The CRA timeline and what to do now

The CRA timeline is tight, and several deadlines are approaching.

  • November 2024 saw the CRA published in the Official Journal
  • December 2024 marked the CRA’s entry into force
  • 11 September 2026 is when vulnerability reporting obligations begin
  • 11 December 2027 is the full CRA application date

The September 2026 reporting obligation deserves particular attention. From that date, manufacturers must report actively exploited vulnerabilities to the relevant CSIRT within 24 hours. This requires having vulnerability monitoring and reporting processes in place well before the full CRA applies.

Practical steps to take now

Start with EN 40000-1-2. Understand the principles and lifecycle activities.
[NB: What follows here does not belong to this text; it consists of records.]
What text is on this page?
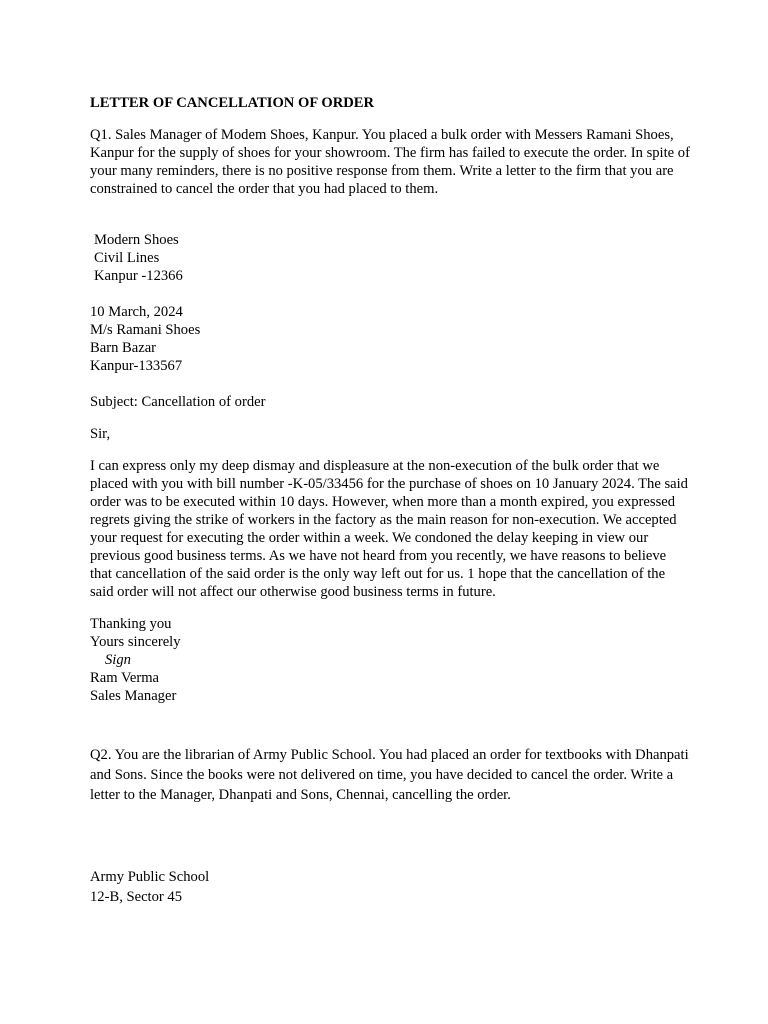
LETTER OF CANCELLATION OF ORDER

Q1. Sales Manager of Modem Shoes, Kanpur. You placed a bulk order with Messers Ramani Shoes, Kanpur for the supply of shoes for your showroom. The firm has failed to execute the order. In spite of your many reminders, there is no positive response from them. Write a letter to the firm that you are constrained to cancel the order that you had placed to them.

Modern Shoes
Civil Lines
Kanpur -12366
10 March, 2024
M/s Ramani Shoes
Barn Bazar
Kanpur-133567

Subject: Cancellation of order

Sir,

I can express only my deep dismay and displeasure at the non-execution of the bulk order that we placed with you with bill number -K-05/33456 for the purchase of shoes on 10 January 2024. The said order was to be executed within 10 days. However, when more than a month expired, you expressed regrets giving the strike of workers in the factory as the main reason for non-execution. We accepted your request for executing the order within a week. We condoned the delay keeping in view our previous good business terms. As we have not heard from you recently, we have reasons to believe that cancellation of the said order is the only way left out for us. 1 hope that the cancellation of the said order will not affect our otherwise good business terms in future.

Thanking you
Yours sincerely
Sign
Ram Verma
Sales Manager

Q2. You are the librarian of Army Public School. You had placed an order for textbooks with Dhanpati and Sons. Since the books were not delivered on time, you have decided to cancel the order. Write a letter to the Manager, Dhanpati and Sons, Chennai, cancelling the order.

Army Public School
12-B, Sector 45
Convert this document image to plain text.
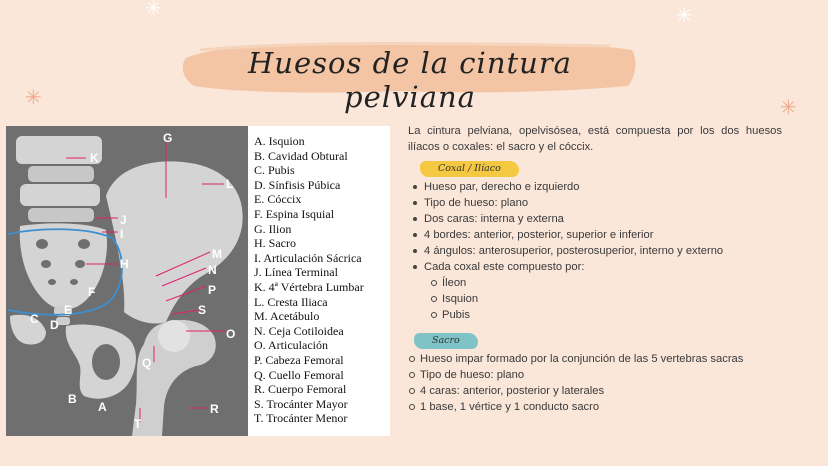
✳	✳
✳	✳
Huesos de la cintura pelviana
A
B
C D
E
F
G
H
I
J
K
L
M
N
O
P
Q
R
S
T
A. Isquion
B. Cavidad Obtural
C. Pubis
D. Sínfisis Púbica
E. Cóccix
F. Espina Isquial
G. Ilion
H. Sacro
I. Articulación Sácrica
J. Línea Terminal
K. 4ª Vértebra Lumbar
L. Cresta Iliaca
M. Acetábulo
N. Ceja Cotiloidea
O. Articulación
P. Cabeza Femoral
Q. Cuello Femoral
R. Cuerpo Femoral
S. Trocánter Mayor
T. Trocánter Menor
La cintura pelviana, opelvisósea, está compuesta por los dos huesos ilíacos o coxales: el sacro y el cóccix.
Coxal / Ilíaco
Hueso par, derecho e izquierdo
Tipo de hueso: plano
Dos caras: interna y externa
4 bordes: anterior, posterior, superior e inferior
4 ángulos: anterosuperior, posterosuperior, interno y externo
Cada coxal este compuesto por:
Íleon
Isquion
Pubis
Sacro
Hueso impar formado por la conjunción de las 5 vertebras sacras
Tipo de hueso: plano
4 caras: anterior, posterior y laterales
1 base, 1 vértice y 1 conducto sacro
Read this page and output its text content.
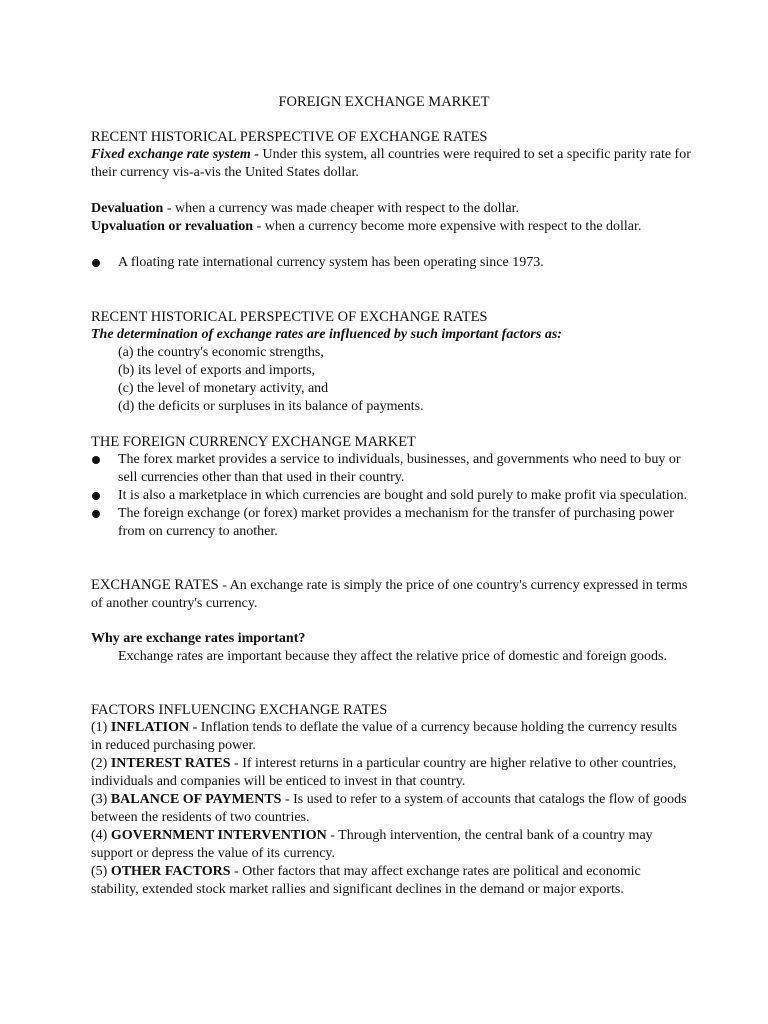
FOREIGN EXCHANGE MARKET
RECENT HISTORICAL PERSPECTIVE OF EXCHANGE RATES
Fixed exchange rate system - Under this system, all countries were required to set a specific parity rate for their currency vis-a-vis the United States dollar.
Devaluation - when a currency was made cheaper with respect to the dollar.
Upvaluation or revaluation - when a currency become more expensive with respect to the dollar.
A floating rate international currency system has been operating since 1973.
RECENT HISTORICAL PERSPECTIVE OF EXCHANGE RATES
The determination of exchange rates are influenced by such important factors as:
(a) the country's economic strengths,
(b) its level of exports and imports,
(c) the level of monetary activity, and
(d) the deficits or surpluses in its balance of payments.
THE FOREIGN CURRENCY EXCHANGE MARKET
The forex market provides a service to individuals, businesses, and governments who need to buy or sell currencies other than that used in their country.
It is also a marketplace in which currencies are bought and sold purely to make profit via speculation.
The foreign exchange (or forex) market provides a mechanism for the transfer of purchasing power from on currency to another.
EXCHANGE RATES - An exchange rate is simply the price of one country's currency expressed in terms of another country's currency.
Why are exchange rates important?
Exchange rates are important because they affect the relative price of domestic and foreign goods.
FACTORS INFLUENCING EXCHANGE RATES
(1) INFLATION - Inflation tends to deflate the value of a currency because holding the currency results in reduced purchasing power.
(2) INTEREST RATES - If interest returns in a particular country are higher relative to other countries, individuals and companies will be enticed to invest in that country.
(3) BALANCE OF PAYMENTS - Is used to refer to a system of accounts that catalogs the flow of goods between the residents of two countries.
(4) GOVERNMENT INTERVENTION - Through intervention, the central bank of a country may support or depress the value of its currency.
(5) OTHER FACTORS - Other factors that may affect exchange rates are political and economic stability, extended stock market rallies and significant declines in the demand or major exports.
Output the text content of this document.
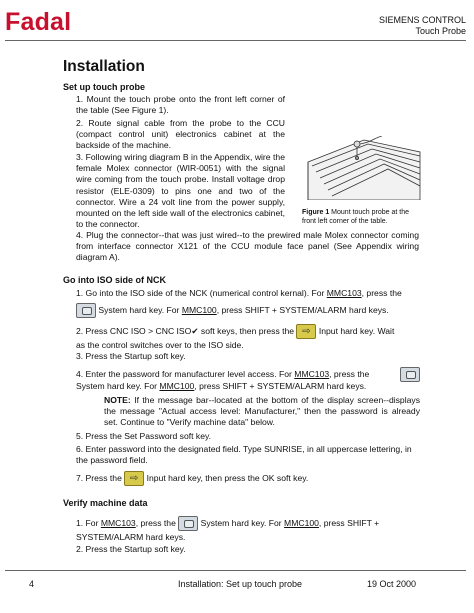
Fadal	SIEMENS CONTROL
Touch Probe
Installation
Set up touch probe
1. Mount the touch probe onto the front left corner of the table (See Figure 1).
2. Route signal cable from the probe to the CCU (compact control unit) electronics cabinet at the backside of the machine.
3. Following wiring diagram B in the Appendix, wire the female Molex connector (WIR-0051) with the signal wire coming from the touch probe. Install voltage drop resistor (ELE-0309) to pins one and two of the connector. Wire a 24 volt line from the power supply, mounted on the left side wall of the electronics cabinet, to the connector.
4. Plug the connector--that was just wired--to the prewired male Molex connector coming from interface connector X121 of the CCU module face panel (See Appendix wiring diagram A).
Figure 1 Mount touch probe at the front left corner of the table.
Go into ISO side of NCK
1. Go into the ISO side of the NCK (numerical control kernal). For MMC103, press the
System hard key. For MMC100, press SHIFT + SYSTEM/ALARM hard keys.
2. Press CNC ISO > CNC ISO✔ soft keys, then press the ⇨ Input hard key. Wait
as the control switches over to the ISO side.
3. Press the Startup soft key.
4. Enter the password for manufacturer level access. For MMC103, press the
System hard key. For MMC100, press SHIFT + SYSTEM/ALARM hard keys.
NOTE: If the message bar--located at the bottom of the display screen--displays the message "Actual access level: Manufacturer," then the password is already set. Continue to "Verify machine data" below.
5. Press the Set Password soft key.
6. Enter password into the designated field. Type SUNRISE, in all uppercase lettering, in the password field.
7. Press the ⇨ Input hard key, then press the OK soft key.
Verify machine data
1. For MMC103, press the  System hard key. For MMC100, press SHIFT +
SYSTEM/ALARM hard keys.
2. Press the Startup soft key.
4	Installation: Set up touch probe	19 Oct 2000
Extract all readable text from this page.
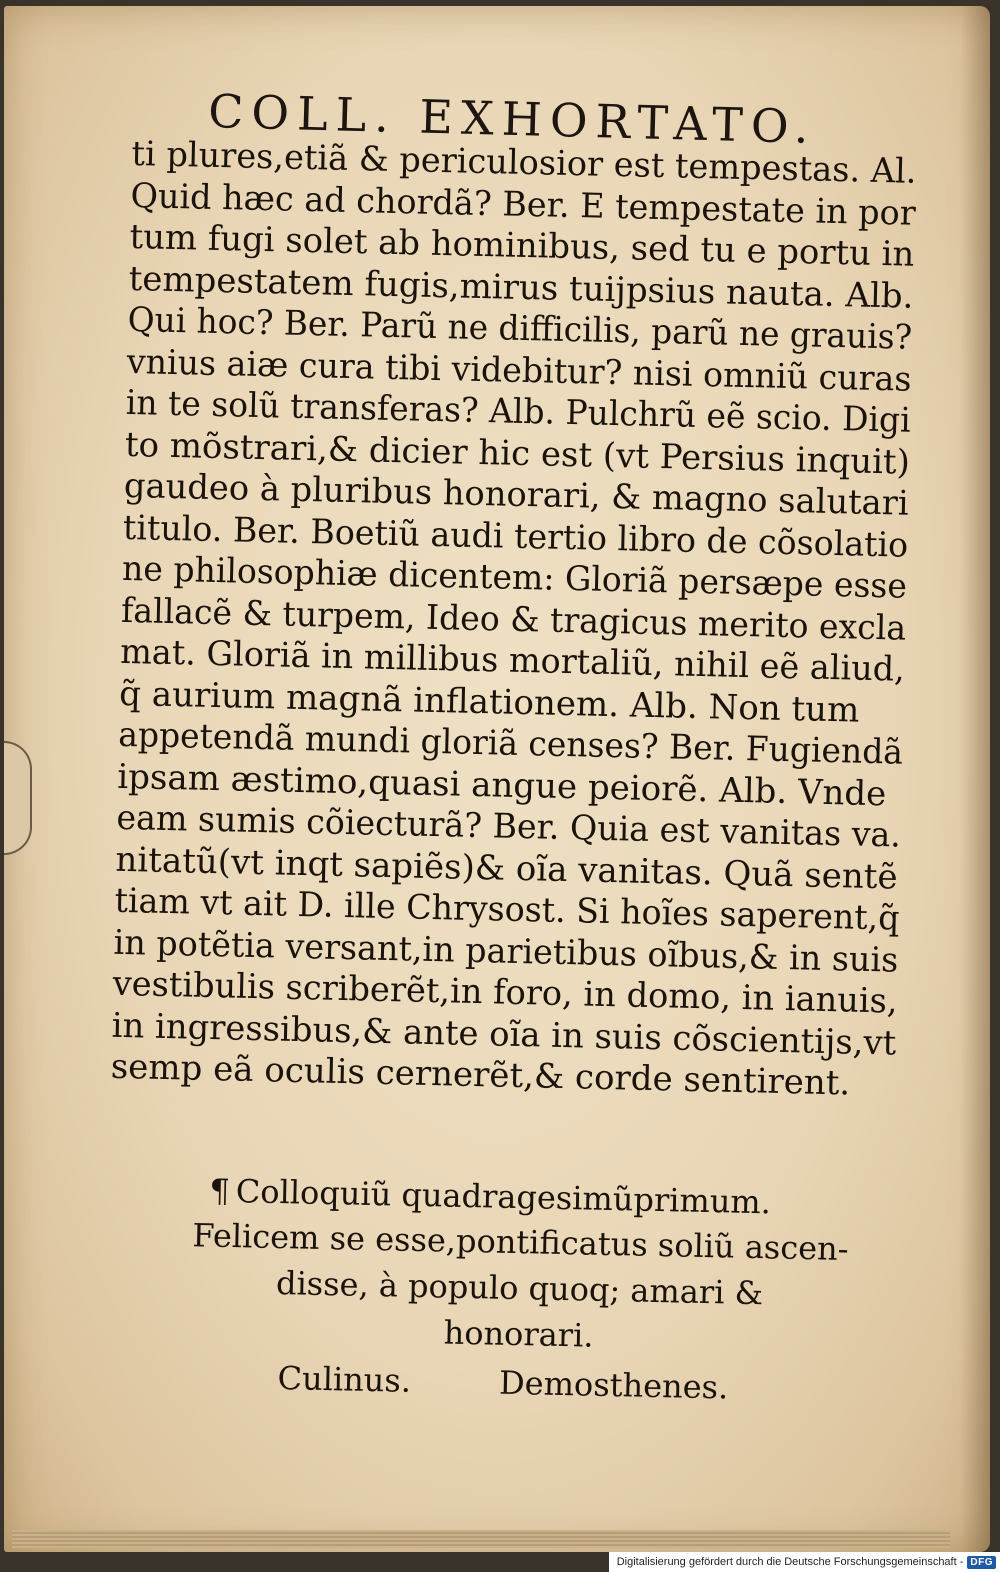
COLL. EXHORTATO.
ti plures,etiã & periculosior est tempestas. Al.
Quid hæc ad chordã? Ber. E tempestate in por
tum fugi solet ab hominibus, sed tu e portu in
tempestatem fugis,mirus tuijpsius nauta. Alb.
Qui hoc? Ber. Parũ ne difficilis, parũ ne grauis?
vnius aiæ cura tibi videbitur? nisi omniũ curas
in te solũ transferas? Alb. Pulchrũ eẽ scio. Digi
to mõstrari,& dicier hic est (vt Persius inquit)
gaudeo à pluribus honorari, & magno salutari
titulo. Ber. Boetiũ audi tertio libro de cõsolatio
ne philosophiæ dicentem: Gloriã persæpe esse
fallacẽ & turpem, Ideo & tragicus merito excla
mat. Gloriã in millibus mortaliũ, nihil eẽ aliud,
q̃ aurium magnã inflationem. Alb. Non tum
appetendã mundi gloriã censes? Ber. Fugiendã
ipsam æstimo,quasi angue peiorẽ. Alb. Vnde
eam sumis cõiecturã? Ber. Quia est vanitas va.
nitatũ(vt inqt sapiẽs)& oĩa vanitas. Quã sentẽ
tiam vt ait D. ille Chrysost. Si hoĩes saperent,q̃
in potẽtia versant,in parietibus oĩbus,& in suis
vestibulis scriberẽt,in foro, in domo, in ianuis,
in ingressibus,& ante oĩa in suis cõscientijs,vt
semp eã oculis cernerẽt,& corde sentirent.
¶ Colloquiũ quadragesimũprimum.
Felicem se esse,pontificatus soliũ ascen-
disse, à populo quoq; amari &
honorari.
Culinus.	Demosthenes.
Digitalisierung gefördert durch die Deutsche Forschungsgemeinschaft - DFG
Map your current development processes against the ten cybersecurity activities and identify gaps.

Establish vulnerability handling per EN 40000-1-3. This is operationally demanding and takes time to implement properly. Start building your SBOM capability, CVD process, and security update distribution mechanisms now.

Assess against EN 40000-1-4 requirements. Even in draft form, the generic security requirements indicate what the final standard will expect. Use them as a gap analysis checklist for your products.

Use TR 40000-1-5 for risk assessment. If you have not conducted a structured threat analysis for your products, the threat and objective mapping provides a solid starting point.

Prepare your conformity documentation. Start building the evidence trail that links your security measures to specific CRA requirements via the EN 40000 mapping.

Monitor standard development. The drafts will evolve before final publication. Track changes and adjust your approach accordingly.

Do not wait for the standards to be finalised. The CRA requirements are already defined in the regulation itself. EN 40000 provides the method for meeting those requirements, but the obligations are already law.

How EN 40000 relates to other standards

EN 40000 does not exist in isolation. Several established standards overlap with or complement the series.

IEC 62443 for industrial automation cybersecurity is the most widely adopted industrial cybersecurity framework. EN 40000 is horizontal and applies to all products with digital elements. IEC 62443 is vertical, focused on industrial automation and control systems. For industrial products, both may apply. IEC 62443-4-1 (secure development lifecycle) and IEC 62443-4-2 (component security requirements) align well with EN 40000’s lifecycle activities and security requirements respectively.

ISO 27001/27002 for information security management focuses on organisational security rather than product security. However, many risk management concepts overlap, and organisations already certified to ISO 27001 will find EN 40000’s risk management framework familiar.

ETSI EN 303 645 for consumer IoT security was an earlier European standard for IoT device security. EN 40000 is broader in scope, covering all products with digital elements, not just consumer IoT.

EN ISO/IEC 30111 and 29147 for vulnerability handling and disclosure are the foundation standards that EN 40000-1-3 builds upon. EN 40000-1-3 elevates many of their recommendations to mandatory requirements and adds CRA-specific obligations like SBOM and regular testing.

Preparing for the EN 40000 era

The prEN 40000 series represents a fundamental shift in how cybersecurity is regulated in the European market. For the first time, there is a comprehensive horizontal standard that manufacturers can follow to demonstrate compliance with the EU’s cybersecurity requirements for products.

The key takeaways:

  • EN 40000 provides the most direct path to CRA compliance through presumption of conformity, once the standards are cited in the Official Journal
  • The five parts work together to form a complete framework spanning vocabulary, principles, vulnerability handling, security requirements, and threat analysis
  • The standards are still in draft but the direction is clear, and the underlying CRA requirements are already law
  • Start now because vulnerability reporting obligations begin September 2026, full CRA compliance is required by December 2027, and implementing these practices takes time
  • This is not optional since the CRA applies to virtually all products with digital elements sold in the EU

Manufacturers who align with EN 40000 now, even while the standards are being finalised, will be best positioned when the CRA deadlines arrive. Those who wait for final publication risk finding themselves non-compliant with no time to catch up.

The standards may still evolve in their details, but the fundamental principles (security by design, secure by default, risk-based approach, transparency, and mandatory vulnerability handling) are settled. Building on those principles today is the smartest investment a manufacturer can make.